My very best engine assembler/painter/polisher/fabricator and friend gave his two week notice today. Of course we are still friends but he had an opportunity and I told him to take it. VERY good money and he deserves it. I'm gonna' miss him.
The front end proposed a problem. Harley-Davidson helped with some ’06 Dyna 49 mm components, but one part was missing, which slowed fender mounting. I need to thank H-D profusely. I planned to use another front end and waited seven months for it to arrive. It never showed. Talk about a set-back. Harley moved quickly, and we had front end parts in a couple of weeks. I had to shift to plan B for the final component and called Larry Petri from Chop N Grind racing, who works at Palm Springs Harley-Davidson. He went into red alert on the missing part and grabbed old Bob T., our arch rival on the salt. They brought me a lower Dyna leg and I hunted down a piece of 49mm tubing, or something close.
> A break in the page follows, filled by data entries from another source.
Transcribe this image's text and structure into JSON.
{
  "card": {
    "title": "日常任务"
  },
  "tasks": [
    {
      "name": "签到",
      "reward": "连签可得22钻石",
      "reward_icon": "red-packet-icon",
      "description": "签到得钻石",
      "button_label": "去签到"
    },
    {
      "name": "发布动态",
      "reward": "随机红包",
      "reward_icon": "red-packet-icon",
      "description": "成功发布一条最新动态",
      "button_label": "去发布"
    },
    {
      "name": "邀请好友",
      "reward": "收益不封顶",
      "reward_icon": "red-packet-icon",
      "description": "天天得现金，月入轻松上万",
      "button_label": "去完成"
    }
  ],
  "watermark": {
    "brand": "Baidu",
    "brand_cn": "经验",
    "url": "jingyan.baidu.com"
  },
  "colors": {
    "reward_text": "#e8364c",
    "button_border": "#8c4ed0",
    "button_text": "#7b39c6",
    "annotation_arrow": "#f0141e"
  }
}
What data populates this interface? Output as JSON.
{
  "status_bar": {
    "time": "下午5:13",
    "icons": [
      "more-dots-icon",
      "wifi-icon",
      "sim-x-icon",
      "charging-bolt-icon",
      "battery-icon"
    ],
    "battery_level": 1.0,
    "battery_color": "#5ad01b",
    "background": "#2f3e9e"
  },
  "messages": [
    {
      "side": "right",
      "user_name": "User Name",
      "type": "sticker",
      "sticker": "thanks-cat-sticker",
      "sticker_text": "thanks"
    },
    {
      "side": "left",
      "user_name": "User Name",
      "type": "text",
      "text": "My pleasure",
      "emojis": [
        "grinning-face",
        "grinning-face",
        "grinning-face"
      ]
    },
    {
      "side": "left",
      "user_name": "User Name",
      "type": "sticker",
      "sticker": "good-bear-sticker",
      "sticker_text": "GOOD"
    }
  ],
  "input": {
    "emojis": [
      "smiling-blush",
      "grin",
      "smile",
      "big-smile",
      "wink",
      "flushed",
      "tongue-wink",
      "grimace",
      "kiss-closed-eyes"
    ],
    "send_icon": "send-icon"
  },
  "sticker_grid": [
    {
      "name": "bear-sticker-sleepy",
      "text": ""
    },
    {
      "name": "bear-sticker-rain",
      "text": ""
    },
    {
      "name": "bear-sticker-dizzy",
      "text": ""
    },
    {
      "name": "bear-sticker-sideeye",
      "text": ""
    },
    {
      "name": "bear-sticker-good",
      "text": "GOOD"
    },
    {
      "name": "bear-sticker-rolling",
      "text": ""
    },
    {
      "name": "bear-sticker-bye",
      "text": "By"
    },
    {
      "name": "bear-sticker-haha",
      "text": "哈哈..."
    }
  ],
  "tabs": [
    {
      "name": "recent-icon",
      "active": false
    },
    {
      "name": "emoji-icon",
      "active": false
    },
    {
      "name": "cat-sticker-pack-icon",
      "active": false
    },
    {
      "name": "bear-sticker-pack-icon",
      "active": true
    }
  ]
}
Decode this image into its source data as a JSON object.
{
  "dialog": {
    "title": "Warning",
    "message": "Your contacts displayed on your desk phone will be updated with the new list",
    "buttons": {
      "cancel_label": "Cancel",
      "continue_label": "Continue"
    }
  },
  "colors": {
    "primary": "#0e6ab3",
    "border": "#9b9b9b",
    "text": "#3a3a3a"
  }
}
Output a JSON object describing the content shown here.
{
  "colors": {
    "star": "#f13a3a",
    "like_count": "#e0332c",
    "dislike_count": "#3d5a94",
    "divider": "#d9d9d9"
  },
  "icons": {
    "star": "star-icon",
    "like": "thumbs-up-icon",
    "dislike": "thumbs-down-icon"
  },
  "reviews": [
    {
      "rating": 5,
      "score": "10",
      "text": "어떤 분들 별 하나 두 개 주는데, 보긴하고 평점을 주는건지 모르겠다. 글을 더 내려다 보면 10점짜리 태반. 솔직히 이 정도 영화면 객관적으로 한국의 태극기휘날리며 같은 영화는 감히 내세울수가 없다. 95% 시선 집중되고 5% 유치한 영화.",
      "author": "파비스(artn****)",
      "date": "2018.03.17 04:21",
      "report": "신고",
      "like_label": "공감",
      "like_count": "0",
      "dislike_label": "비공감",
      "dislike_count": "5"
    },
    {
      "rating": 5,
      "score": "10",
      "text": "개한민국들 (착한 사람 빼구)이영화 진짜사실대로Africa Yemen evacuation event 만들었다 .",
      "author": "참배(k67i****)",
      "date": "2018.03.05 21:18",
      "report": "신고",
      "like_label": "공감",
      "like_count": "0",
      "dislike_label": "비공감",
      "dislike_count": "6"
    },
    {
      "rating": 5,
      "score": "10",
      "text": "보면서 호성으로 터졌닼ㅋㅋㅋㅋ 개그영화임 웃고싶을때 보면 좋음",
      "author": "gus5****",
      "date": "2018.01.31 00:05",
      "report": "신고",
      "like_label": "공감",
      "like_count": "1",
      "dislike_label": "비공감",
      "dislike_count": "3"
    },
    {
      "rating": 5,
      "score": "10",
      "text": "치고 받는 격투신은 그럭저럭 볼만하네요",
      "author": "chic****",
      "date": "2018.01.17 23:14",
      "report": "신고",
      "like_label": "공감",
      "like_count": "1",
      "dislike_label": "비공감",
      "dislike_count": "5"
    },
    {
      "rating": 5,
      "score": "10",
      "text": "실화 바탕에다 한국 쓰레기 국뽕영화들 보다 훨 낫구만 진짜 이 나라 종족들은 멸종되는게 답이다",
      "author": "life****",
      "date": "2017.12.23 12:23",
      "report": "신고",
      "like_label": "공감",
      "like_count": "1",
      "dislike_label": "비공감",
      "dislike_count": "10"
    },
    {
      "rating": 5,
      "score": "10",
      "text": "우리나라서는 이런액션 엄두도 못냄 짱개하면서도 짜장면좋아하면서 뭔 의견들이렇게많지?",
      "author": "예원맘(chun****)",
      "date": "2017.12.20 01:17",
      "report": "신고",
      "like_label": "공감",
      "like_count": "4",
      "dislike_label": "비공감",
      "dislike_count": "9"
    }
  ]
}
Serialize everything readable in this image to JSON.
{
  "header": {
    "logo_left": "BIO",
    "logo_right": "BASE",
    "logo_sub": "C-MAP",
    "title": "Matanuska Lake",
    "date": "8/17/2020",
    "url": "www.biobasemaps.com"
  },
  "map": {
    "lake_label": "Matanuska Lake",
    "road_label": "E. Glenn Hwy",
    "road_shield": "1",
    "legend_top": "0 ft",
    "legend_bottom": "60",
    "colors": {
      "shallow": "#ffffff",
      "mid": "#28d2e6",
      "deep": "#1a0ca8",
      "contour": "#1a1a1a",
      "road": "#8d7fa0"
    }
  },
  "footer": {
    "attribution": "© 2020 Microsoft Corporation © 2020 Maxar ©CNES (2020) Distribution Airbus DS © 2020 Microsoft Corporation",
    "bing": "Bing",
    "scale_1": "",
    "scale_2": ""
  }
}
We set it up on the chassis and Jeremiah and I began fabricating the front fender. Jeremiah is turning into a master fabricator and we worked well into the middle of the night beating steel and tacking pieces in place. This fender was always a critical component to our teardrop, aerodynamic shape. I fixed spacers to the wheel to allow for salt build-up clearance and did my damnest to align the wheel and the fender perfectly.
With the fender mounted Jeremiah began cutting construction paper panels, then cutting them out of 16-guage sheet metal with our plasma cutter.